Organizational Management

Essential Indicators
Answer Question
Yes The entity that owns the utility is known; the entity that will operate the utility is set.
Yes The policy making body is active in policy making of the utility.
No The policy making body enforces utility policy.
Yes The utility has an adequately trained manager.
Yes The utility has an adequately trained bookkeeper.
No The utility has an adequately trained operator or operators.
Yes The utility has adopted the necessary ordinances (or rules and regulations) necessary to give it the authority to operate.
Sustainable Indicators
Answer Question
Yes The utility has adopted an organizational chart that reflects the current structure.
Yes The policy making body meets as required.
Yes The utility complies with the open meeting act for all meetings.
Organizational Management Comments
The city does not fully enforce the utility bill collections policy set forth under Title 13 of the Angoon Municipal Code (AMC). City officials have requested assistance from RUBA staff to draft ordinances for a revised collections policy. The city council meets on the third Tuesday of each month as required by the AMC. In order to faithfully comply with Alaska's Open Meetings Act, the city clerk posts notices for these meetings in advance in three public places. The utility is managed by the city's mayor, who has attended city council trainings and is versed in the general operations of the city's utility systems.
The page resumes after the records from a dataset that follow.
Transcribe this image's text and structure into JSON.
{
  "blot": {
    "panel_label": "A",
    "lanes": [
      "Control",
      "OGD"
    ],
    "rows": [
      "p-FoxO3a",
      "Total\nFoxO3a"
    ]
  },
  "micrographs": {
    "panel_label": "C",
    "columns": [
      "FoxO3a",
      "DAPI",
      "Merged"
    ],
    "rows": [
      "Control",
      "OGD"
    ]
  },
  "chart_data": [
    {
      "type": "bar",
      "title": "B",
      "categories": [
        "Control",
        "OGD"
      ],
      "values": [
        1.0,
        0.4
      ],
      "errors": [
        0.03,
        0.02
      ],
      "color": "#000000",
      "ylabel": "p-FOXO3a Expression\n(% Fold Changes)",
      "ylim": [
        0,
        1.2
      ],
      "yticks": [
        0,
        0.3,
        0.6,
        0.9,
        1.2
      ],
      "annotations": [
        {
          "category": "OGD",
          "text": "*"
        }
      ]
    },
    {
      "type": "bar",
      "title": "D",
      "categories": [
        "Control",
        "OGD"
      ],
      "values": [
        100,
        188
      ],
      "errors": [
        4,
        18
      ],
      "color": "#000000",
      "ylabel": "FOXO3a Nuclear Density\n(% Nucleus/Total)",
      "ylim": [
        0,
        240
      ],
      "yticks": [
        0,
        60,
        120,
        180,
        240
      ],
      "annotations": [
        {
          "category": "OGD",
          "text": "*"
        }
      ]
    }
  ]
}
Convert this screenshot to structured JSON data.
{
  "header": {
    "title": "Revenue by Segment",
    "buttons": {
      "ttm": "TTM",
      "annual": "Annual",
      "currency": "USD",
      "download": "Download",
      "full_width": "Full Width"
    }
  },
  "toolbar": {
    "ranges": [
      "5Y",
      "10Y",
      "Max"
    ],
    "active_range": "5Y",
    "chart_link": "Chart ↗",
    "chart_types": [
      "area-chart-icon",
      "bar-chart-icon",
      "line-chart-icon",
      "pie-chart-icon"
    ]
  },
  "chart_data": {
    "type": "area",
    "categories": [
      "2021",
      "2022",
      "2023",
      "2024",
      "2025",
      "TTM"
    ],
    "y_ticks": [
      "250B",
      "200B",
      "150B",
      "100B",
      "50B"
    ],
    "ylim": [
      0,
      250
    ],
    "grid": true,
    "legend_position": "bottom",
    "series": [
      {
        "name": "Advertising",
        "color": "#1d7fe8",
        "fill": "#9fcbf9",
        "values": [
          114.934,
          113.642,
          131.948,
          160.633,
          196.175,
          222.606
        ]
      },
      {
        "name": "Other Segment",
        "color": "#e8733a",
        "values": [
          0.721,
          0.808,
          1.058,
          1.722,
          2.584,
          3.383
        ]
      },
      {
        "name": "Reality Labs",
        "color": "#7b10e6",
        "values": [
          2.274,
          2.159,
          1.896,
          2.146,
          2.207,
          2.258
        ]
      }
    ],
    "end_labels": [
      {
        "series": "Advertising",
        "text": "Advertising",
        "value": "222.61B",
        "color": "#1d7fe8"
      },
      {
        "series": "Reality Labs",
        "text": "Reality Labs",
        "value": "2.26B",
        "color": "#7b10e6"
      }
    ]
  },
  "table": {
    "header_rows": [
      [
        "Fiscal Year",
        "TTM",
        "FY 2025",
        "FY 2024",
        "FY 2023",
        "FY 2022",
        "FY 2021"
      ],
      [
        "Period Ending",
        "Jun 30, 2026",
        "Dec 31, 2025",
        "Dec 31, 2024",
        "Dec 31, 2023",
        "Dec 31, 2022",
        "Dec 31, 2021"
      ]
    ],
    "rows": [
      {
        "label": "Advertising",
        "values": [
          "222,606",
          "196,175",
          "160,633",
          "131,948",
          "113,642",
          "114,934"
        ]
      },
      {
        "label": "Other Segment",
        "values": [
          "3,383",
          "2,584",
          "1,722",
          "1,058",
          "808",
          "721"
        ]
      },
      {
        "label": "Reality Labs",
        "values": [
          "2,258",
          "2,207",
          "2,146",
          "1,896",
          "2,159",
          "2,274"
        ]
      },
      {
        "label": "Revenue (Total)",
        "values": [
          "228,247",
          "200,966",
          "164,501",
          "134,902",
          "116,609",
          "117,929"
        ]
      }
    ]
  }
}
The city employs an accounts clerk and is soon to be employing a bookkeeper as well. The city clerk and the planning technician attended the RUBA 32-hour Personnel Management for Rural Utilities training in Sitka July 25-29, 2011. The city clerk and planning/zoning technician both completed the week-long Clerks Management for Rural Utilities training in April, 2012. The planning/zoning technician and water utility operator completed the Planning Management for Rural Utilities week-long training in May, 2012. The accounts payable clerk completed the Becoming a QuickBooks Power User week-long course in May, 2012. The grants administrator and interim city administrator completed the Clerks Management for Rural Utilities week-long training in September, 2012. The city of Angoon employs two utility operators. The primary operator holds a provisional Class 1 water distribution certification. Both operators will continue towards further certification necessary to operate the water treatment, water distribution, and wastewater collection systems. The operators currently receive technical guidance from utility support engineers with the Alaska Native Tribal Health Consortium (ANTHC).

Operation of Utility

Essential Indicators
Answer Question
Yes The utility operator(s) are actively working towards necessary certification.
Yes The utility has a preventative maintenance plan developed for the existing sanitation facilities.
Sustainable Indicators
Answer Question
Yes The manager receives a monthly O&M report from the utility operator and routinely "spot checks" the facilities to see that the maintenance items are being completed.
Yes The utility has a safety manual and holds safety meetings.
Yes Utility facilities have not suffered any major problems/outages due to management issues that are unresolved.
Yes The utility is operating at the level of service that was proposed.
Yes The operator provides status reports to the manager on a routine basis.
Yes The utility has completed and distributed its "Consumer Confidence Report".
No The utility is not on the "Significant Non-Complier" (SNC) list.
No The utility maintains an inventory control list.
Yes The utility maintains a critical spare parts list.
Operation of Utility Comments
One of the utility's operators recently earned a Class 1 Water Distribution Provisional certification. Both water operators are actively working towards further necessary certification. The city's water utility remains on the EPA's Significant Non-Compliance (SNC) list for its continued high levels of disinfectant by-products (DBPs). In order to be removed from the list, the utility must not have any DBP violations for one quarter and must complete one round of valid lead and copper samples. The State of Alaska's Department of Environmental Conservation Division of Environmental Health states that Angoon's water treatment plant may require further upgrades in order to address these elevated DBP levels, though a final plan for such upgrades has not been made. The water treatment facility was recently upgraded from a Class 1 system to a Class 2 system with the addition of new facility components. During that upgrade, the utility was able to secure a collection of critical spare parts that are kept on hand at the facility. These parts were recently itemized in a critical spare parts list with the help of the ANTHC utility support engineer. The operators, however, do not currently maintain a full inventory control list. A safety manual is available on site and safety meetings are held at least once a month with the utility operators and utility manager (the city's mayor). Records of such meetings are recorded in a safety meeting log maintained by the utility manager.